Священник, которого она в вагоне везла, очень вежливо все слушал, кивал, как конь, головой, улыбался из бороды красными губами. Кое-где поправлял, если она ошибалась в церковных словах или еще в чем, а под конец, когда подъехали к Риге, поднес ей носильный крестик. А уж товарки — и они приходили подивиться на попа — долго потом подначивали: жди теперь писем или посылок каких, — в рясы, дескать, тоже люди одеты…
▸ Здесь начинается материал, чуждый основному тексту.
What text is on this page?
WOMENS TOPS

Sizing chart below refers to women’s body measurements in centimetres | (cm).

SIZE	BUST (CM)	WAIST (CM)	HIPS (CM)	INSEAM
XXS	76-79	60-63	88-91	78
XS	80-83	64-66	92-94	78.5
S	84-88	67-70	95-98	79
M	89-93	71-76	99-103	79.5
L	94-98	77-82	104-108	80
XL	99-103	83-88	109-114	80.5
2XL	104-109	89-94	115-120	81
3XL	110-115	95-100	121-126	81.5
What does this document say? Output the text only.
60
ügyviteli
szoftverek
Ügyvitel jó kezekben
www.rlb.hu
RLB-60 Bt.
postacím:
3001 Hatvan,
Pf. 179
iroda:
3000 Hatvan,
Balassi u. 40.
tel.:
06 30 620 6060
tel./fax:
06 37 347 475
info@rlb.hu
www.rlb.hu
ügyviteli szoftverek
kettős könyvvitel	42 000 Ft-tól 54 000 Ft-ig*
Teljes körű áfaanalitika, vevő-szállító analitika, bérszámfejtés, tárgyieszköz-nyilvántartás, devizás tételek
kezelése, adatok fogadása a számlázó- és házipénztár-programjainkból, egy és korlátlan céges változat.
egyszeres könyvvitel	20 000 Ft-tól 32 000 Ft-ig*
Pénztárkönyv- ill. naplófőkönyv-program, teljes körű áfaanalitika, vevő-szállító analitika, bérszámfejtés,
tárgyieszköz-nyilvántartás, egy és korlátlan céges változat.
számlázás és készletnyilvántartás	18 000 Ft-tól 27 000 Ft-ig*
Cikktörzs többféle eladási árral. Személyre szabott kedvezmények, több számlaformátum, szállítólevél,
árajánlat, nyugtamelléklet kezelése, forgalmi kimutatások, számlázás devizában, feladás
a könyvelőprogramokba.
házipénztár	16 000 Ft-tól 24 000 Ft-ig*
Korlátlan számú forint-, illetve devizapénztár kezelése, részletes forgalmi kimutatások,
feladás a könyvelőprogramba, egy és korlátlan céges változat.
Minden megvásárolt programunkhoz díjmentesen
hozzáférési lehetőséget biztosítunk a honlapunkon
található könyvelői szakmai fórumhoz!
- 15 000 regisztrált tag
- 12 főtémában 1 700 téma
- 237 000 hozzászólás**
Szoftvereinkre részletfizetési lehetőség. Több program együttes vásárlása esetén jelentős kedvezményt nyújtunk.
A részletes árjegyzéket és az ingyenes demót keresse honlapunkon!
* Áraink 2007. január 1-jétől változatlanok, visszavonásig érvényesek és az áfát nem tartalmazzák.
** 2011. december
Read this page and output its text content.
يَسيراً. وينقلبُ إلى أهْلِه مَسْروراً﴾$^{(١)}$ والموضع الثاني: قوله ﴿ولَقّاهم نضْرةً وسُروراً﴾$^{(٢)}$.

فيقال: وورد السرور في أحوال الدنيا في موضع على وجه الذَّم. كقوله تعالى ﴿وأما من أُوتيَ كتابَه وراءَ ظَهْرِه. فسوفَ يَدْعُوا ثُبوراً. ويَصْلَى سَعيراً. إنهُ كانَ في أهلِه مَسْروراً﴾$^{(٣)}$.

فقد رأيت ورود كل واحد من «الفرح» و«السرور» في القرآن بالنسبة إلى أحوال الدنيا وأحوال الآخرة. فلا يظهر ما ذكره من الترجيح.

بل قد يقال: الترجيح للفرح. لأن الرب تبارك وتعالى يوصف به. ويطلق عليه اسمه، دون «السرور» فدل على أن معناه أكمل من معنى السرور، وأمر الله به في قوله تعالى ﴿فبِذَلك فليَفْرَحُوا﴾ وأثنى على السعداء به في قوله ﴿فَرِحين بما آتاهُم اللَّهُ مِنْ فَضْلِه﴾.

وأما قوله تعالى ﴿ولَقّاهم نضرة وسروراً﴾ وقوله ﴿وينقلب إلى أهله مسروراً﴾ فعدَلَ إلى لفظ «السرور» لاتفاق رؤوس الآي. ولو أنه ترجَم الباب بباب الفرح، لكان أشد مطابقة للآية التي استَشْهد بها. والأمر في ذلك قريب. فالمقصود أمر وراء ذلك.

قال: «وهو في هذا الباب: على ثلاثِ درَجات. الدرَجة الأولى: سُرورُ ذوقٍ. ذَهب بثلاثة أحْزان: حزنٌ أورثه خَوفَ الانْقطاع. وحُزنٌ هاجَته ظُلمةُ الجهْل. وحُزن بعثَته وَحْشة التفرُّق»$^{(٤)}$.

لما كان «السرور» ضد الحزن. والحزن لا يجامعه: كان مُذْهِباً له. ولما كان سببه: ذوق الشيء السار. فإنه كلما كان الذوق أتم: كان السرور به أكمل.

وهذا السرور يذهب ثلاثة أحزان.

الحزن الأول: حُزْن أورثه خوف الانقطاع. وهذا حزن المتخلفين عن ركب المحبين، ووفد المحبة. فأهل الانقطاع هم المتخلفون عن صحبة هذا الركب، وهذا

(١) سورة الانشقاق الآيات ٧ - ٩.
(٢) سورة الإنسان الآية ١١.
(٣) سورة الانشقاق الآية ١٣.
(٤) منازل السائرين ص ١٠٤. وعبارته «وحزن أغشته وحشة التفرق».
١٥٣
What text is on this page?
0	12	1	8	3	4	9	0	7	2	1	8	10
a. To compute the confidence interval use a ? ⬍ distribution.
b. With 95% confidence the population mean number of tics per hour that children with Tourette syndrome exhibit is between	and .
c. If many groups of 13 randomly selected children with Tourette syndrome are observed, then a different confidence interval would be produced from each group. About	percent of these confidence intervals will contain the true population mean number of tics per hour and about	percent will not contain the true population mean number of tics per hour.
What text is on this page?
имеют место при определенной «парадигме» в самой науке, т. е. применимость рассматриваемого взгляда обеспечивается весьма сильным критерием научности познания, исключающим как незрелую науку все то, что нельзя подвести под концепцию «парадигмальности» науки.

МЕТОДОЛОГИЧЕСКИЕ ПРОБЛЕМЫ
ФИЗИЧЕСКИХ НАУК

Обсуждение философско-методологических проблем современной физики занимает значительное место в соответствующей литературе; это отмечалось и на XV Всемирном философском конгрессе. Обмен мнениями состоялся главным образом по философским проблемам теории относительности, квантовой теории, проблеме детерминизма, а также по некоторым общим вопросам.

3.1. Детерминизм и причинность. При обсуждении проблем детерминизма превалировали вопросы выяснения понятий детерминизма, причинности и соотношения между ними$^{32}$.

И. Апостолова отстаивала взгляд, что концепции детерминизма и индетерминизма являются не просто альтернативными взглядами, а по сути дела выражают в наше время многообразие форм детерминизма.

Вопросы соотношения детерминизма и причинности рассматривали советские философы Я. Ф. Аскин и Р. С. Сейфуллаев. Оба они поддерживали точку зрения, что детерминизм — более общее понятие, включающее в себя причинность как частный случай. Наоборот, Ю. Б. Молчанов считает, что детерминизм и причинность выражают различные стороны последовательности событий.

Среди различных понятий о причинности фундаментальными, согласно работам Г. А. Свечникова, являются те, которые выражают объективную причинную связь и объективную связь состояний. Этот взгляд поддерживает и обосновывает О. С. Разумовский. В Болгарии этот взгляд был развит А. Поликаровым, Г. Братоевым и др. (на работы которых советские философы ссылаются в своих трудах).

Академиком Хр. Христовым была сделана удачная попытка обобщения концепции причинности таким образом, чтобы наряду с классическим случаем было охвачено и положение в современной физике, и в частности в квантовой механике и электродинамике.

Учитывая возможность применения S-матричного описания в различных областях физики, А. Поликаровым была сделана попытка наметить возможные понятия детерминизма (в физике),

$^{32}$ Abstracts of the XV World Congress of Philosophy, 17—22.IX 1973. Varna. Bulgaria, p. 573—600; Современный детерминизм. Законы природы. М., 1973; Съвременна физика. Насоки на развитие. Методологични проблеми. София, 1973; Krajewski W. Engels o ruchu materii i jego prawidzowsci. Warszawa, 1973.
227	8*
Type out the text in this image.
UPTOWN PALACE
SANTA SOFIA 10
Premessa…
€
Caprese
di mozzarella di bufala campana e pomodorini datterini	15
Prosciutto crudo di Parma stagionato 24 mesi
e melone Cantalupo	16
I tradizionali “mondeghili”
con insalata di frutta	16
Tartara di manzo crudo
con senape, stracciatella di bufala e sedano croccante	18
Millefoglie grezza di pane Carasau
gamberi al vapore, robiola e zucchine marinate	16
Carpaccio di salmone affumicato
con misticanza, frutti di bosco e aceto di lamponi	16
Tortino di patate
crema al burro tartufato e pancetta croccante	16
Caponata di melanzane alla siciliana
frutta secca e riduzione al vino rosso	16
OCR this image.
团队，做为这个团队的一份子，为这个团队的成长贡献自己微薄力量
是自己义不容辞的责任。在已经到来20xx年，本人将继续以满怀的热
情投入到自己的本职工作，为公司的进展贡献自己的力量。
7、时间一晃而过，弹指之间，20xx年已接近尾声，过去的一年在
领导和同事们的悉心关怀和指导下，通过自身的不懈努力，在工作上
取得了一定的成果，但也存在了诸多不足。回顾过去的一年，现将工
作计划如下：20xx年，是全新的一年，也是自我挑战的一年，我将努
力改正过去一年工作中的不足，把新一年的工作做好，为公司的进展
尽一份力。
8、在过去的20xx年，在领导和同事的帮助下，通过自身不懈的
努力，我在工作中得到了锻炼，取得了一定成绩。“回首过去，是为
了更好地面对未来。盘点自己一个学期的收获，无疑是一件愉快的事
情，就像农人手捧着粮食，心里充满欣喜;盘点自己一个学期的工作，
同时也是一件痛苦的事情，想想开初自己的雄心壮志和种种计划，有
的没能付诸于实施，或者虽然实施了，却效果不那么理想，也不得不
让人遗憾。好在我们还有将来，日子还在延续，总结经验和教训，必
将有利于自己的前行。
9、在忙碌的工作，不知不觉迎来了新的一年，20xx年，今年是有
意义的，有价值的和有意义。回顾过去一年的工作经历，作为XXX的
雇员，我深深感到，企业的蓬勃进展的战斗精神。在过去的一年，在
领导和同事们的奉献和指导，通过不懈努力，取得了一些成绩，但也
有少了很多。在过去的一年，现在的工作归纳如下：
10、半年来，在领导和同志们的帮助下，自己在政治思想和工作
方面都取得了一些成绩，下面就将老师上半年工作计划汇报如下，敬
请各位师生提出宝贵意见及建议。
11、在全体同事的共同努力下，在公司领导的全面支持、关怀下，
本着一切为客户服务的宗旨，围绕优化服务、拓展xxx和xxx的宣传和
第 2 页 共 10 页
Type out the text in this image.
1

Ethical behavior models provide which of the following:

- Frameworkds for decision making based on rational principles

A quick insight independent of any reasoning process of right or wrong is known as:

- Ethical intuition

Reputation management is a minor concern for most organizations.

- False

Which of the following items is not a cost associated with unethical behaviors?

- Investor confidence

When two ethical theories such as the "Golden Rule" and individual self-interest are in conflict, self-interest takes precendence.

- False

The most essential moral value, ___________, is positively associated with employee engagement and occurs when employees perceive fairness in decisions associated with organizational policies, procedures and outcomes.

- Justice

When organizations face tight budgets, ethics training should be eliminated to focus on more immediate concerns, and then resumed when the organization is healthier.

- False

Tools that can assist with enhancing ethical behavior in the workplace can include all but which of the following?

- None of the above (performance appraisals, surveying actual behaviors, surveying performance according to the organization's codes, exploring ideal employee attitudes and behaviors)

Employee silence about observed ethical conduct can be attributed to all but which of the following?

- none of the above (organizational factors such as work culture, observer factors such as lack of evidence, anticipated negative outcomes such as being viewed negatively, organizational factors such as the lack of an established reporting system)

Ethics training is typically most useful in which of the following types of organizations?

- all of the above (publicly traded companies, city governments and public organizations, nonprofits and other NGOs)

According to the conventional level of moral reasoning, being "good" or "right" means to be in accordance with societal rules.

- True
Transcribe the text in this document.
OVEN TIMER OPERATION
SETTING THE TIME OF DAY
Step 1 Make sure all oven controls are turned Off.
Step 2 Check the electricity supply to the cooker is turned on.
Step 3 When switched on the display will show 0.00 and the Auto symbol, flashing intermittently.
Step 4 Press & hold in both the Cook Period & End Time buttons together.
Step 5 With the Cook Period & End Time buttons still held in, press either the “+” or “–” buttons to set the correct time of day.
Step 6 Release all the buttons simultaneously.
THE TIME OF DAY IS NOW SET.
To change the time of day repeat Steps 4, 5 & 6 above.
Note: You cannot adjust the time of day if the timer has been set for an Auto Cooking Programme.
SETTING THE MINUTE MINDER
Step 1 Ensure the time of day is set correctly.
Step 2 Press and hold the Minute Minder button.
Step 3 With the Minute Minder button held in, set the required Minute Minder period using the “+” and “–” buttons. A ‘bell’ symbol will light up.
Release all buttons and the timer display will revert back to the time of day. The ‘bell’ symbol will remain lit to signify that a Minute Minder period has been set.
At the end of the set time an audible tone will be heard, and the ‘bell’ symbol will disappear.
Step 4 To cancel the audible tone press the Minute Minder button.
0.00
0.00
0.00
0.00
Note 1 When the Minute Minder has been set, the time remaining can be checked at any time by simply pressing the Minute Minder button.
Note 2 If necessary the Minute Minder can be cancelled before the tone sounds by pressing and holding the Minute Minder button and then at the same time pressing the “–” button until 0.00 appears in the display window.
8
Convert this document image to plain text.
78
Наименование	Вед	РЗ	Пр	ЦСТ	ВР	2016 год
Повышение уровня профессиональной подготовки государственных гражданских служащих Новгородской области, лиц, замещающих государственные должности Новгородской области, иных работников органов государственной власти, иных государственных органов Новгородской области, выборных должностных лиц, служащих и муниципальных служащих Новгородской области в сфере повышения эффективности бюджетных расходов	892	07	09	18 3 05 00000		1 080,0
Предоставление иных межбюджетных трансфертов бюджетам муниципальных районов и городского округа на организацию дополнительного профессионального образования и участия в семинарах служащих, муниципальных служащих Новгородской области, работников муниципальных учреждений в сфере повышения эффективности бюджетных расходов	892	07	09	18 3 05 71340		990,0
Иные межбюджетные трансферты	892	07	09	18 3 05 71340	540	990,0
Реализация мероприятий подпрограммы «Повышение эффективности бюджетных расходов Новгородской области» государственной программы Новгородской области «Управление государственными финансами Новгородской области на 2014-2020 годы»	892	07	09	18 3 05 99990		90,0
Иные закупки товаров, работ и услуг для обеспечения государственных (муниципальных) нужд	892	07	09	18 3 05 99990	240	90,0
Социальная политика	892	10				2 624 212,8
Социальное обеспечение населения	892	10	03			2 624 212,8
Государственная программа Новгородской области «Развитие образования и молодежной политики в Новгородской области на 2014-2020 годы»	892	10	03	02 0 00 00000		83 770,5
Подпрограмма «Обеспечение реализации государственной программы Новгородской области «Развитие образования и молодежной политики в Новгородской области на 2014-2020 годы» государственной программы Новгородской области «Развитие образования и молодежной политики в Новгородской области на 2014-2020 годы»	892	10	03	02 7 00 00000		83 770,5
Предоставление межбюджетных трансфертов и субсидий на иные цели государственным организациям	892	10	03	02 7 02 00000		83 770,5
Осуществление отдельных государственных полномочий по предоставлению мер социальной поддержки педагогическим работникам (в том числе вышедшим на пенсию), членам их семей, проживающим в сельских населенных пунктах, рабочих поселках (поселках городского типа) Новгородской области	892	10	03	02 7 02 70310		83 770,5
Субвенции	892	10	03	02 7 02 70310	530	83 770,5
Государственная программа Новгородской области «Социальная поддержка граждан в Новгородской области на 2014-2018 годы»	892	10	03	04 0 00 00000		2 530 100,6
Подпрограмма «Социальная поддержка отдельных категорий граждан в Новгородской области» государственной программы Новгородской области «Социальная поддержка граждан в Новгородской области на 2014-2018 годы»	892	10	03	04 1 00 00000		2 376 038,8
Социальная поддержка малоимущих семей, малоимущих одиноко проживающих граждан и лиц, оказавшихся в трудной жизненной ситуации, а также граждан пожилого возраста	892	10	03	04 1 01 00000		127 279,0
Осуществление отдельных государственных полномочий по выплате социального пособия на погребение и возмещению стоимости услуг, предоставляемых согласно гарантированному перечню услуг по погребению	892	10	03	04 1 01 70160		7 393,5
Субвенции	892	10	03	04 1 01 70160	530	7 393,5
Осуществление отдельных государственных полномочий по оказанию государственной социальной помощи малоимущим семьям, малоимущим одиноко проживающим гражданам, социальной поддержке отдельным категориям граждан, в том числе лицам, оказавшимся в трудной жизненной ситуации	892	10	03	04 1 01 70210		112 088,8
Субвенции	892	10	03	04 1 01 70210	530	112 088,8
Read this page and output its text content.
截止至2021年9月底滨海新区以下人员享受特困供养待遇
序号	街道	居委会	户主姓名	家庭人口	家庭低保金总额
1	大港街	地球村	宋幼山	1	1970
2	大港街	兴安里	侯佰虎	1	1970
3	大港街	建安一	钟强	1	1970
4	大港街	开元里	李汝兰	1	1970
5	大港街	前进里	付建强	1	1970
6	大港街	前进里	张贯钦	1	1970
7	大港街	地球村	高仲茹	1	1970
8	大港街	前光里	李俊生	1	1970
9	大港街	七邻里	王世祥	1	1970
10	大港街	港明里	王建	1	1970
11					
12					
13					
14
— Правда что-нибудь написал? — Люде показалось, что Егоровна чего-то не договаривает, и она поторопилась с вопросом.
— Да что ты! С какой стати?.. — Егоровна махнула рукой и взялась за тряпку.
…Поезд уже стоял в тупике. Оставалось вымести вагон и вытащить мусор — сбросить в железные баки, что стояли у путей.
— Ну, я пойду, ага? — сказала Егоровна, закончив протирать полки. — А то там закроются. Сколько на твоих?
Люда поглядела на часы, назвала время.
— Ну вот, уже надо спешить. — Егоровна вытащила из служебки старую хозяйственную сумку с пустыми бутылками и потащила ее к выходу. — Ты пока мети, я быстренько.
— Идите-идите, я все сделаю, — успокоила ее Люда.
Егоровна понесла сдавать пустые бутылки и банки, которые собрала по вагону и уже успела вымыть. После поездки их набиралось иногда на целую ношу.
После ухода Егоровны Люда набрызгала на пол воды, смочила веник и принялась за дело. Мела быстро, напевая вполголоса любимые песенки. Это были песенки Валерия — он их пел, он их любил, полюбила их, естественно, и Люда.